Международная аналитика (Sep 2024)
“African Agency” in Constructing “African Agency”: International Studies in Africa
Abstract
This article is devoted to the problems and prospects for the development of international relations science in Tropical Africa. The study examines the phenomenon of African agency (subjectivity) at two levels: foreign policy expertise and practice, with a special emphasis on the first level. African agency is a conceptualization of the continent’s dependent development in the context of the agent-structural problem in international relations, which allows, through a constructivist approach, to more realistically convey the main features of international relations on the continent.The article presents the instrumental and even manipulative aspect of the “African agency” narrative, with special attention paid to the limits of agency. Among them is the insufficient level of distribution of high-quality secondary and higher education, especially in national languages.The Soviet experience of Mali’s social science emerging from the “intellectual cocoon” of the former metropolis is shown. The problem of financing leading African think tanks on international relations, including their dependence on Western and Chinese sources, as well as the increasing hierarchy of international relations science, which negatively affects the state of affairs on the continent.An analysis of the participation of African researchers in international conferences, including within the framework of the International Studies Association (ISA), is conducted.

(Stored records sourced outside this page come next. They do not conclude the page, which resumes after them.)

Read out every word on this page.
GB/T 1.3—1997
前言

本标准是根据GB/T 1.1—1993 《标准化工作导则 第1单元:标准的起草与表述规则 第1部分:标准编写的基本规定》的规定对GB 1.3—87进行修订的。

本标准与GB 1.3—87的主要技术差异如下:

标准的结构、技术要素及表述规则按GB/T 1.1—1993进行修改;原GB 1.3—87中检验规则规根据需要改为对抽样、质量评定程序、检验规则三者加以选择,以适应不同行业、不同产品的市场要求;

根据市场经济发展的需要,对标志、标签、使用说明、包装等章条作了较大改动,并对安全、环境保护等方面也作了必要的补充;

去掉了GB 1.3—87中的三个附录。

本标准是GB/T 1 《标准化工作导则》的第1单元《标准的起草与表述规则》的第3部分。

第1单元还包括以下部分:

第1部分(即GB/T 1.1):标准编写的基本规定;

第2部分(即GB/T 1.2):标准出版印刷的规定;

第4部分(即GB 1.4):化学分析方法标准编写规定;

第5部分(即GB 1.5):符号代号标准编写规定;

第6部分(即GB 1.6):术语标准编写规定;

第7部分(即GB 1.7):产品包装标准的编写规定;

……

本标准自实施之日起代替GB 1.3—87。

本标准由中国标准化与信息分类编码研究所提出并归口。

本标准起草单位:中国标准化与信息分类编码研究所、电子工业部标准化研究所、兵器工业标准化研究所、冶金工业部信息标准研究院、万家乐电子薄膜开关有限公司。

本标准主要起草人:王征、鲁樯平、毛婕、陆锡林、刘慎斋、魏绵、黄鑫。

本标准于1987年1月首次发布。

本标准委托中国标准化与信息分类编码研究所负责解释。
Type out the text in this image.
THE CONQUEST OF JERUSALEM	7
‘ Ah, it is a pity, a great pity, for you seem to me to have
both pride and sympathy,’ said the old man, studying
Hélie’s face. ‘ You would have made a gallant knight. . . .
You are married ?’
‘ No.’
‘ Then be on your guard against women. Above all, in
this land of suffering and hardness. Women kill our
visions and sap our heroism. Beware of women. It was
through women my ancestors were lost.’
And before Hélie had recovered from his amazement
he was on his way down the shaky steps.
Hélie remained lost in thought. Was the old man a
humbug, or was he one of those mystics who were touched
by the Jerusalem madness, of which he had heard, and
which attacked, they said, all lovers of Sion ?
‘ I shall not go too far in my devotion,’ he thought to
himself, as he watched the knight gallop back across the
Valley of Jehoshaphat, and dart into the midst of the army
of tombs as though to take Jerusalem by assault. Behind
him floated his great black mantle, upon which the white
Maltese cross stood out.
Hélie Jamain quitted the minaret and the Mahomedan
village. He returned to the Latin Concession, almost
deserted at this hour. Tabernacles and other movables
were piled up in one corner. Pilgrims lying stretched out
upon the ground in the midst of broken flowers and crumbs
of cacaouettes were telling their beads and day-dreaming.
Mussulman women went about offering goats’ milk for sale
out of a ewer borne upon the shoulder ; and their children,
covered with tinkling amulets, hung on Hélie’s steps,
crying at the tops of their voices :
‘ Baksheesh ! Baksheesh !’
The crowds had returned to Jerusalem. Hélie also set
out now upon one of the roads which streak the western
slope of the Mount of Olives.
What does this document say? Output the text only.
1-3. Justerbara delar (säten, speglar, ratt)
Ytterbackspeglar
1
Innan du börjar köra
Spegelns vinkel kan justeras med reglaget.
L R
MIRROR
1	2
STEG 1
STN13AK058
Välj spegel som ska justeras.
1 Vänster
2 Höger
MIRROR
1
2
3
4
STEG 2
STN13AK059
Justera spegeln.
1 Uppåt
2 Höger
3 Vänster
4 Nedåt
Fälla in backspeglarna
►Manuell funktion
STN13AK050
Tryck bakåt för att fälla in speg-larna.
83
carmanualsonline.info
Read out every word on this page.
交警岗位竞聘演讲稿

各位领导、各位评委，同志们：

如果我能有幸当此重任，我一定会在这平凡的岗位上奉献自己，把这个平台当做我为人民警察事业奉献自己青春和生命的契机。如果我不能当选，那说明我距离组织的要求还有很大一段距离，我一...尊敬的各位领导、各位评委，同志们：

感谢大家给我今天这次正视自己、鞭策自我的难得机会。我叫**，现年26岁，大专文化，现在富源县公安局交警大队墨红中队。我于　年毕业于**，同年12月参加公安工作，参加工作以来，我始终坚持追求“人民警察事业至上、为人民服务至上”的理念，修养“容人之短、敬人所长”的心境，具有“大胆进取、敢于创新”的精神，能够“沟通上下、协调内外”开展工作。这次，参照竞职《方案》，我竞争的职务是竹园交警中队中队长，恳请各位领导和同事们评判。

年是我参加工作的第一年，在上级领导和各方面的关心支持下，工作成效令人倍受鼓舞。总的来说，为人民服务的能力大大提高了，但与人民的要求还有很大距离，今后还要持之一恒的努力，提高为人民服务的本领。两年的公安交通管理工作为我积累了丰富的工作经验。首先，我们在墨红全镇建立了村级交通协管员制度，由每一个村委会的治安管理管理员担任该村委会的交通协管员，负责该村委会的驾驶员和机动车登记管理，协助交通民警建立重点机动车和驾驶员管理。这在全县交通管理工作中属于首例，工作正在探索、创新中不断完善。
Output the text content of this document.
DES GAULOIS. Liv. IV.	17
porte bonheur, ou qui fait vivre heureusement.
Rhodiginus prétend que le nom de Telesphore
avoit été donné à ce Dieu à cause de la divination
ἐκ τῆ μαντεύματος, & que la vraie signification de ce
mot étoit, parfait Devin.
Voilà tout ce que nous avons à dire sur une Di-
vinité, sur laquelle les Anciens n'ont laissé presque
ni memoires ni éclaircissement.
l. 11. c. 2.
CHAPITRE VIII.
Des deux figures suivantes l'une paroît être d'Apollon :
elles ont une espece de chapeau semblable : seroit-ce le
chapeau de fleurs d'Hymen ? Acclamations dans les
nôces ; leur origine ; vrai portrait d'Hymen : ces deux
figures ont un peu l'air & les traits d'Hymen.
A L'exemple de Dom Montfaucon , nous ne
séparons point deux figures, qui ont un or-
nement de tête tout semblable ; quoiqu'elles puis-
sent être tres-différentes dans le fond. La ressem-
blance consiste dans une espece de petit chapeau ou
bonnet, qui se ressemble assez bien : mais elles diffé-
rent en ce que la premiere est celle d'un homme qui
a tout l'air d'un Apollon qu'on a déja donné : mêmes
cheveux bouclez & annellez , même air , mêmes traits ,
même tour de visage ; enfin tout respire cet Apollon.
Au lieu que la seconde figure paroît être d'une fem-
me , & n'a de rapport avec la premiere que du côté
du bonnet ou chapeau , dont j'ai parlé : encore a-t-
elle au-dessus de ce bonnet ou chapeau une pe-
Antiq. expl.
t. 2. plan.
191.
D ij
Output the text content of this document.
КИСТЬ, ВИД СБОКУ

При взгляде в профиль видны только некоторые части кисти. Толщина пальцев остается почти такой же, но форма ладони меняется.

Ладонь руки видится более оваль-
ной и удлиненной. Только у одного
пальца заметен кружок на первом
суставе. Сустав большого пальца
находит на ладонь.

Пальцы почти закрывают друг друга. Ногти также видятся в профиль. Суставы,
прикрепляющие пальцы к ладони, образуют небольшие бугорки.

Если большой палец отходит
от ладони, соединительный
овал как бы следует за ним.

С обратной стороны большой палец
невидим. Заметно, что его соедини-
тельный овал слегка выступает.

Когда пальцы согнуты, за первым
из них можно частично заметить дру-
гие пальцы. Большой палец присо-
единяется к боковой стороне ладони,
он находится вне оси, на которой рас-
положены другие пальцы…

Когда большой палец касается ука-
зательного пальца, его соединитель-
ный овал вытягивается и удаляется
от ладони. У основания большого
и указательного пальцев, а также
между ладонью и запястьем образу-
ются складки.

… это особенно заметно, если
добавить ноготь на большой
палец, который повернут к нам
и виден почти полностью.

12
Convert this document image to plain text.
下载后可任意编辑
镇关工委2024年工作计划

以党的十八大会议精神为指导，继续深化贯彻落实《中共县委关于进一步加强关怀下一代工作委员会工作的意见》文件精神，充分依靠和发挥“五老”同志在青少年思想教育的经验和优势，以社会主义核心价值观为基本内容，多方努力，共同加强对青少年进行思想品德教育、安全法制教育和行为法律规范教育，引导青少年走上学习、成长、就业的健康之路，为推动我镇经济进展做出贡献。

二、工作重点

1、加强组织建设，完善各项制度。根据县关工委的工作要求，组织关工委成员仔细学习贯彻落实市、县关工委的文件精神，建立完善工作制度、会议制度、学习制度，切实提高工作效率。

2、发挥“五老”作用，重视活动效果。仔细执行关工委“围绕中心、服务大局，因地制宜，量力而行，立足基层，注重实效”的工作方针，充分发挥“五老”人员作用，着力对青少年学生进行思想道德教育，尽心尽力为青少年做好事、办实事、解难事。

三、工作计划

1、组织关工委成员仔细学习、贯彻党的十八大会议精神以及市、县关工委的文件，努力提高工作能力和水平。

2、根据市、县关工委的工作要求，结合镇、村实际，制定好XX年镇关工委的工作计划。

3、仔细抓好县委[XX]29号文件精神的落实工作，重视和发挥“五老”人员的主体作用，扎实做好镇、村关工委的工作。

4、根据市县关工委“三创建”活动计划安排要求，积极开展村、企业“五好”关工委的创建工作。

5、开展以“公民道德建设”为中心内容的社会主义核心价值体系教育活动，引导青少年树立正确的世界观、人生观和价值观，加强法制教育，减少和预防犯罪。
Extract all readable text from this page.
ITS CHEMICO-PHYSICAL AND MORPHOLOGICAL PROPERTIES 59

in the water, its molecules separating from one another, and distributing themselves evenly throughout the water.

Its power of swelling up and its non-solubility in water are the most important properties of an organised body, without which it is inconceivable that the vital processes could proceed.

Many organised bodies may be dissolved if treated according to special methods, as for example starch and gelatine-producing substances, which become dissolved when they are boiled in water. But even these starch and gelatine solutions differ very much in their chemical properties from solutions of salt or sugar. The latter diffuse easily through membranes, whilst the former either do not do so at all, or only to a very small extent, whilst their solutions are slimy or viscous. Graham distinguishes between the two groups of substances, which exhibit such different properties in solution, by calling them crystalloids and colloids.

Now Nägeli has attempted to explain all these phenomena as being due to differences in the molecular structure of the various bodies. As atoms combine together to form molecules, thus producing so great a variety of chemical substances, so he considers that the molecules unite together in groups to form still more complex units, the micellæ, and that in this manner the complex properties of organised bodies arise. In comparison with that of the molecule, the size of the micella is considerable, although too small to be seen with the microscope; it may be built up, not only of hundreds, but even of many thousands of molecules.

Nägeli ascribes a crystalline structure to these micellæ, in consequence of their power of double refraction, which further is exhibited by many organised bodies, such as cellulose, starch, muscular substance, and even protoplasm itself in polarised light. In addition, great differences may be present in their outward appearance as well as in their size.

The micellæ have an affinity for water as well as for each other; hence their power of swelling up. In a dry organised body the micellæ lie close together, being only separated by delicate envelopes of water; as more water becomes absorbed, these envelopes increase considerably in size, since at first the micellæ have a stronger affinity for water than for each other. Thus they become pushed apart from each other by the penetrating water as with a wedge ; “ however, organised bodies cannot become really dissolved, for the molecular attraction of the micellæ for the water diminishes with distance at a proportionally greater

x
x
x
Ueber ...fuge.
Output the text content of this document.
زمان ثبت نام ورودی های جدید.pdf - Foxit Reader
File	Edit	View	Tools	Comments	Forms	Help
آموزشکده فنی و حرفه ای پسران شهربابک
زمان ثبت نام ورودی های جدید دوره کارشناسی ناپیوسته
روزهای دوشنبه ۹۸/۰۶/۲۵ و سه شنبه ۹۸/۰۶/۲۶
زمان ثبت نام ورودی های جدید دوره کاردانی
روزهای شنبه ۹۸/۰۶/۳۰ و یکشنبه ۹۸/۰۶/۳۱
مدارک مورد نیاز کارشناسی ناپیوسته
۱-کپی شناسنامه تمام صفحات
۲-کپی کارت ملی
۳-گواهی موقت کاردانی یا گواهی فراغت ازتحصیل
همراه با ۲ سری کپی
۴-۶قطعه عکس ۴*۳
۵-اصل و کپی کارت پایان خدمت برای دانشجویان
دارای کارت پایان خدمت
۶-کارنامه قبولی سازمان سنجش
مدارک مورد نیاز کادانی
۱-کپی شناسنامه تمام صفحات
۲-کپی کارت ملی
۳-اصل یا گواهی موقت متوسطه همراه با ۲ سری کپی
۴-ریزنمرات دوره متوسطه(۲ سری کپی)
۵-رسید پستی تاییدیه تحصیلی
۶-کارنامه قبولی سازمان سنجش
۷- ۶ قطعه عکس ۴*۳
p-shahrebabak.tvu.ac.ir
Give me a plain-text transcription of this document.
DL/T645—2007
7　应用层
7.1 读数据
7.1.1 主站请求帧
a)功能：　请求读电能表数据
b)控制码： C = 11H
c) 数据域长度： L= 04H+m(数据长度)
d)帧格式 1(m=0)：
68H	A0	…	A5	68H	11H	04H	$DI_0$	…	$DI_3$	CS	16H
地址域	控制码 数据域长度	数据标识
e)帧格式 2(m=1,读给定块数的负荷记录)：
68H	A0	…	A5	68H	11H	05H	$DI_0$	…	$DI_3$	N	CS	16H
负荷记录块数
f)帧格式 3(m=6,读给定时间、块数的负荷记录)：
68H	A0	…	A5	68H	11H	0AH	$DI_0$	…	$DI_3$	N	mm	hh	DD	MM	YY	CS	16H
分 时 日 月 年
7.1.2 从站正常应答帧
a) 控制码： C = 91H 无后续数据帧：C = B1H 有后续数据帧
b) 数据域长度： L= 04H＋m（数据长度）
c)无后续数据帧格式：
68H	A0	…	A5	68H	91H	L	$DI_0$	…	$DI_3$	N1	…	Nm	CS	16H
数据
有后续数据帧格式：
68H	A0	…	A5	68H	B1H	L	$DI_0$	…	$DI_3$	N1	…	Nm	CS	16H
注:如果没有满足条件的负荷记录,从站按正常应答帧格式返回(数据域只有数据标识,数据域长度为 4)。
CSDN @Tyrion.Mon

Much attention is paid to positive examples of the development of African agency, e.g. five International Congresses of Africanists in the 1960–1980s, as well as the activities of the Council for the Development of Social Science Research in Africa (CODESRIA). The main elements of the successful development of CODESRIA in the 1970–1980s are presented. Conclusions are made on the prospects for strengthening agency in international studies of Africa in the context of modern geopolitical transformations.